|
Towson
MCOM 101 Journals
In MCOM 101, we were required to write weekly "journal entries" based on a prompt. Here is week one:
Week 1: Media Log
Keep an hour-by-hour daily diary for two consecutive days that lists all the media you were exposed to or "consumed." Write down the dates that you carried out this exercise. Cover all the hours except when you are sleeping. Indicate time spent studying (reading books); include billboards you drove past and barely noticed; TV ads you overheard while casually passing through a room; magazines/ newspapers you flipped through; mail you received; radio—in the car, bedroom or on a headset; phone messages from salespeople, movies at the theater and on your VCR; and TV shows watched. Create a chart that breaks down the average number of hours you were exposed to various media (TV, radio, books, magazines, computer, phone, etc.). Describe the patterns that you see in your media habits. Which activity surprises you the most in terms of the amount of time spent on it?
Monday, September 8
9:15am: Rise and shine; turn on TV briefly; flip past CNN and FOX for a second; glance at CNN.com
10am to 12pm: Class; read Towerlight on the way to Math, and before Mass Comm
12pm: Lunch at Susq. TV on in the corner. Music playing in the Union.
1 to 3:30pm: Nap (what a tough life I have!)
3:30 to 5:00pm: Errands, early dinner. Music playing in the Union. SGA billboard promoting events. Mail from Chevy Chase Bank.
5 to 6pm: Dinner
Evening: List of various random things (visited a friend in Tower C, helped with a math assignment, etc.) Heard several TV ads while in my friend's room.
~9:30pm: Half-watch MTV while I do English homework.
10pm: "Newsnight" on CNN for ‘the whip', then bed.
Tuesday, September 9
7:40am: Wake up, click on CNN for three seconds, then off to class.
8:00 to 10:45am: Class
~11am: Read a bit of Sunday's Washington Post that I had yet to read.
11:10am: "CNN News alert" text message on my cell phone about a bombing in Israel.
11:45 to 1:15pm: Walk into town for lunch at Subway. Pass advertisements on taxis and busses. Music playing in Subway.
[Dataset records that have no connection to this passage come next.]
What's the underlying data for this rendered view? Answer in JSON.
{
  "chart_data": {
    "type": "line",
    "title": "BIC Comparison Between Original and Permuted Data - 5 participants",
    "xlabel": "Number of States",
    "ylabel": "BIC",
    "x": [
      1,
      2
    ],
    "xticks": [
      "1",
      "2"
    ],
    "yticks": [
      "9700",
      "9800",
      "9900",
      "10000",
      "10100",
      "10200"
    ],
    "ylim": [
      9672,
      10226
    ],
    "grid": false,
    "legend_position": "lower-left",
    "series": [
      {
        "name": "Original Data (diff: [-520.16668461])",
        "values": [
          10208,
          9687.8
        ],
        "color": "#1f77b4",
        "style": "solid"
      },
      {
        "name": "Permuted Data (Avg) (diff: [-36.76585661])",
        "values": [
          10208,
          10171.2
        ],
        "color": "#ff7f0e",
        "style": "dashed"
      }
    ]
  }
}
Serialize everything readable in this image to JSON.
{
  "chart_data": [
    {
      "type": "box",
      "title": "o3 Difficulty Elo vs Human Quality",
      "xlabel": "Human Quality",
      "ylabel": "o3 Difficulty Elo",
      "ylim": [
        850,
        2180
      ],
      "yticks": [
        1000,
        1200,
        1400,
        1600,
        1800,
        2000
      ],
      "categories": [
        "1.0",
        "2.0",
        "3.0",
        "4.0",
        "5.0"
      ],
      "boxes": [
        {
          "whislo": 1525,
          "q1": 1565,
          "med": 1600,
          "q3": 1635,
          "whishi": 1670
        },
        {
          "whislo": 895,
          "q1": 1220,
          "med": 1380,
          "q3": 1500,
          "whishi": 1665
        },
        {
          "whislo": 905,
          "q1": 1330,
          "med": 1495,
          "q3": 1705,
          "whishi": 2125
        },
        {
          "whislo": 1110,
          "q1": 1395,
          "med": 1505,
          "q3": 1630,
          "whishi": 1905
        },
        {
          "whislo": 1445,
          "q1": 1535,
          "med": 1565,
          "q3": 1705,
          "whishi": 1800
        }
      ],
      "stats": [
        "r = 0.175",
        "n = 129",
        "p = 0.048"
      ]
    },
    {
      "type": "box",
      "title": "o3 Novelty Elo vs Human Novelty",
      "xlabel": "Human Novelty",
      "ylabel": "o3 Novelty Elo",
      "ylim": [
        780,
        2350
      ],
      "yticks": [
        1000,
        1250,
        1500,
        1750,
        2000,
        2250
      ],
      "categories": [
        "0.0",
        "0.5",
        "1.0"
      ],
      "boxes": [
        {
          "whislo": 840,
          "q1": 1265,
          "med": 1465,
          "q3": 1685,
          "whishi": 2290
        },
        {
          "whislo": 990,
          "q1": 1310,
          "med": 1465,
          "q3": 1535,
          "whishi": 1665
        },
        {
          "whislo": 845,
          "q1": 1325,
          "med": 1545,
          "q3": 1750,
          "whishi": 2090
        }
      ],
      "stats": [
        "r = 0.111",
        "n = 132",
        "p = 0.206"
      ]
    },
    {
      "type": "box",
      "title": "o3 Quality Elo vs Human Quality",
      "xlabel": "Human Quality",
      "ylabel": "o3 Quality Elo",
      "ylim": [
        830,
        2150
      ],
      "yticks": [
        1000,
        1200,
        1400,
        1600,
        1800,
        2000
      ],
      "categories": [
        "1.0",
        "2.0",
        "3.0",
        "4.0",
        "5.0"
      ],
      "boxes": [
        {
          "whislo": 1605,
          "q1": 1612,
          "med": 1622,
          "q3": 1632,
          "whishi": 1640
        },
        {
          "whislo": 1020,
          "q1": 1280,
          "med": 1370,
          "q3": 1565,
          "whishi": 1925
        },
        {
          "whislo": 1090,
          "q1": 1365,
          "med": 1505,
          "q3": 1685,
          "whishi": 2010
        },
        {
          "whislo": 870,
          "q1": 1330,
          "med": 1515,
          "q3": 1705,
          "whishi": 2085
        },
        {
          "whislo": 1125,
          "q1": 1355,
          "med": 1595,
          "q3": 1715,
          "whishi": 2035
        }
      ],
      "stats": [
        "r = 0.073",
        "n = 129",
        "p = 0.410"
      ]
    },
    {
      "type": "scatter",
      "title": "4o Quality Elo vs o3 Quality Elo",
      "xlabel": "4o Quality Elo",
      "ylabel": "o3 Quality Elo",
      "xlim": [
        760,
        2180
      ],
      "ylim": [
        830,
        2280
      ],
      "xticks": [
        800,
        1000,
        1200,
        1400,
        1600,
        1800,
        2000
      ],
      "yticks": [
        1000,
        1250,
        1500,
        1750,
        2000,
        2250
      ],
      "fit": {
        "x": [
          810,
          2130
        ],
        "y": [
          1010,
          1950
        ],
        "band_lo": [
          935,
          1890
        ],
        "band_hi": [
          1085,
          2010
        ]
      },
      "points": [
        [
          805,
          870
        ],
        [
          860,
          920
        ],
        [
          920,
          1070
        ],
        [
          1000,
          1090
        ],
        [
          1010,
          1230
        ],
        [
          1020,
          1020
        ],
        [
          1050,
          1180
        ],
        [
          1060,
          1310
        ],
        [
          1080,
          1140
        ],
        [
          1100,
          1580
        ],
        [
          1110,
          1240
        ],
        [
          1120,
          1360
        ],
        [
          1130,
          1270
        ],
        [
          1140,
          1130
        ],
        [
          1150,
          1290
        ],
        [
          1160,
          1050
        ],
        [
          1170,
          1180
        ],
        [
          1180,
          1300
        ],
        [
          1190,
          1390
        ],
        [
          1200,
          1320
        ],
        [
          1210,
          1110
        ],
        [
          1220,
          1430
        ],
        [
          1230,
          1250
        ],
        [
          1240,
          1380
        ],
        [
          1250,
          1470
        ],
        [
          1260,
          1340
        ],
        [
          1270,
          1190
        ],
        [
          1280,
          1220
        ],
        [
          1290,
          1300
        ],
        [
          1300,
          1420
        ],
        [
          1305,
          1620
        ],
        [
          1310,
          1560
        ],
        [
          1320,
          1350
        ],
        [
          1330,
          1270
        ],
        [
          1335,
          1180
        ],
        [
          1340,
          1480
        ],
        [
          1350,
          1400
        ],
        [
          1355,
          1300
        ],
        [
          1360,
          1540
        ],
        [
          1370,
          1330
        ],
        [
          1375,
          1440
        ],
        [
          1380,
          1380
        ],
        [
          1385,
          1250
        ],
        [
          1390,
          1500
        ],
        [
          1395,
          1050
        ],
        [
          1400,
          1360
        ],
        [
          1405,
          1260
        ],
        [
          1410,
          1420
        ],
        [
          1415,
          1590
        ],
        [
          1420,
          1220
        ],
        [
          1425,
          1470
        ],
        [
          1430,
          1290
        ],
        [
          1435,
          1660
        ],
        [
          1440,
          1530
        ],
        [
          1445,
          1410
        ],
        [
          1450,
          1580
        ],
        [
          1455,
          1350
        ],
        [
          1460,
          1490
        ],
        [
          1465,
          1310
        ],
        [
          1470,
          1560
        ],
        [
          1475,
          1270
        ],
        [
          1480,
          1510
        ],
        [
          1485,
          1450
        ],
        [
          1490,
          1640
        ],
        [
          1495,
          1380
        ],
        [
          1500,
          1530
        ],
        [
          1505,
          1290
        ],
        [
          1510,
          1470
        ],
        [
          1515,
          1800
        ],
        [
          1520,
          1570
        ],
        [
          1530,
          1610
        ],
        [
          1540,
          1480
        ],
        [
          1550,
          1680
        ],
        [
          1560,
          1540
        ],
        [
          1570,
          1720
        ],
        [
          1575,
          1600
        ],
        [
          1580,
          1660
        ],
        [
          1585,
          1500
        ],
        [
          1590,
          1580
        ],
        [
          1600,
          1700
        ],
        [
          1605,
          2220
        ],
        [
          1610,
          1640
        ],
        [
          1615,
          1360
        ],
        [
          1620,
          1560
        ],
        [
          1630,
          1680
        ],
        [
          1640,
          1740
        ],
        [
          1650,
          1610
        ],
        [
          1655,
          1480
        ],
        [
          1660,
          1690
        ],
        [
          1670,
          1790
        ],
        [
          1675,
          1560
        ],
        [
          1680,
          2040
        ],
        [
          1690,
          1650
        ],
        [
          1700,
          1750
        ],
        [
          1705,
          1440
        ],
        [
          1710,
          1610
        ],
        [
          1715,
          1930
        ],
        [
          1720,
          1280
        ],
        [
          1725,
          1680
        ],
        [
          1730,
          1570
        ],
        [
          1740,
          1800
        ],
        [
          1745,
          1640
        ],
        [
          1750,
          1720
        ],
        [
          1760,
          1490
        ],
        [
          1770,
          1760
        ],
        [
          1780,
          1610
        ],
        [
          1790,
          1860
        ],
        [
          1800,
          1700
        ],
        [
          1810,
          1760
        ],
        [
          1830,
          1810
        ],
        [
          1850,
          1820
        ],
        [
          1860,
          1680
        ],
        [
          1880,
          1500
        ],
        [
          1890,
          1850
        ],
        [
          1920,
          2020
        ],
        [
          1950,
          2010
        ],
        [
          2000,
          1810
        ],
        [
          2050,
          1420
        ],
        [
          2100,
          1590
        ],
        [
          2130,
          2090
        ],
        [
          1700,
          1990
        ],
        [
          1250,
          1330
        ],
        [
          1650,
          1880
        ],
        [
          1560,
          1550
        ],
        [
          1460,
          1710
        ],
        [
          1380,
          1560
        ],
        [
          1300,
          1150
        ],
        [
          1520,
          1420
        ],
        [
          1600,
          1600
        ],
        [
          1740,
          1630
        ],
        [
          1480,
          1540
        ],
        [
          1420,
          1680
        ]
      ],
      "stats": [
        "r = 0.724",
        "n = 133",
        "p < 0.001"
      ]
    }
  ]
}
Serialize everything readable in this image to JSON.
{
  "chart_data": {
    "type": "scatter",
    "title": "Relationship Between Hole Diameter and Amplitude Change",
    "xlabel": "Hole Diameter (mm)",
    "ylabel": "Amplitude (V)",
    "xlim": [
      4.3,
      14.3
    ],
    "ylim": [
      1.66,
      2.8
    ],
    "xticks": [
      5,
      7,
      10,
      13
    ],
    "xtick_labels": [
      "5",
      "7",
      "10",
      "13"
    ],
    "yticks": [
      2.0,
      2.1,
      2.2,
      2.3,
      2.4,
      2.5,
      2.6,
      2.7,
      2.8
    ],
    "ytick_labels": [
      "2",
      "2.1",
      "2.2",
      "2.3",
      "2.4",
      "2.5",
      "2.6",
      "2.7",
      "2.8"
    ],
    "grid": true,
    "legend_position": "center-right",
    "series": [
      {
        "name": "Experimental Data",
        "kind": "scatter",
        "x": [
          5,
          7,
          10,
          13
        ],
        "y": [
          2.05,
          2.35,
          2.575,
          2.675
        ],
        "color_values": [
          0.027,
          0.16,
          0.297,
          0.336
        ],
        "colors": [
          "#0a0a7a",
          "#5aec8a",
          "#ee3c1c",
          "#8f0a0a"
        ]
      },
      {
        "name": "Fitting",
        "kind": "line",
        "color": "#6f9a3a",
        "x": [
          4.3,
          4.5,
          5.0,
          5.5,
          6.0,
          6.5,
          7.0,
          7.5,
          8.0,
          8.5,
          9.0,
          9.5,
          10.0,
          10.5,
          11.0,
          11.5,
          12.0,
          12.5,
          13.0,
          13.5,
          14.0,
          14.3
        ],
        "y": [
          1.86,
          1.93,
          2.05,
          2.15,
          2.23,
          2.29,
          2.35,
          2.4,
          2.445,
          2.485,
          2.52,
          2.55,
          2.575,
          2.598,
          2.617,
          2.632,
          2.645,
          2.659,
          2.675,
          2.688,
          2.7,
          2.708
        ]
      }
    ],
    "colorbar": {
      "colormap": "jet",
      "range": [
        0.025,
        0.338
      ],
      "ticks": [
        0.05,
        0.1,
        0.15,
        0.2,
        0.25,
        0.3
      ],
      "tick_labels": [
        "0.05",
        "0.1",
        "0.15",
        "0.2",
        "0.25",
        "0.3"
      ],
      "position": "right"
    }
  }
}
1:30 to 3pm: Sat at Paws writing Taste of Baltimore preview for Towerlight. Televisions broadcast various stations; music plays in Union; I had Fox News on in the background
~3 to 4pm: "College 101" lecture (cover for the Towerlight)
7pm to 8:30pm: URG information meeting
8:30 to 11pm: Instant messaging, studying, NBC on in the background
~10pm: A few minutes of the "Harry Potter" movie down the hall
11pm: Watch television show downloaded from Internet (commercials erased)
Both days:
All the time: Spam e-mail
Off and on, usually muted, many hours of the day: CNN/local Baltimore stations
Visited several times a day: cnn.com, medianews.org, lostremote.com, instapundit.com, msnbc.com, drudgereport.com, etc.
A chart of precise times is unfathomable - do I count every minute the TV is on? What if I'm not actively listening to it? I usually only un-mute it for headlines and ‘breaking news.' How do I count reading paragraphs of a newspaper article? Perhaps the point is, our media consumption is subconscious; it can not just be added up into a tidy round number.
Do without all forms of the mass media for two consecutive days (note the dates) and record your feelings about the experience. Describe the plusses and minuses of going without mass media and how you used your time. How successful were you in avoiding all mass media?
I thought about doing this on September 10 and 11. Then I realized I couldn't - the 9/11 anniversary would be live on television that second morning, and I'm the type of person who watches that. I was frustrated that many people barely seemed to recognize the date.
And then I thought about doing this on September 12 and 13. But that's the start of the weekend, and I consume even more media then than on an average weekday - movies, music, magazines, television, the list continues.
It's an unfair assignment, as I'm sure you realize. (Especially for someone who looks forward to reading Newsweek and watching Newsnight and listening to NewsTalk!)
The point is, I could never be successful in avoiding all mass media. I guess I'm not the type to live out in a log cabin in the Appalachian woods. I could decrease my use of mass media, but I'd probably end up reading more books - another form of mass communication. And my bookshelf is long enough as it is.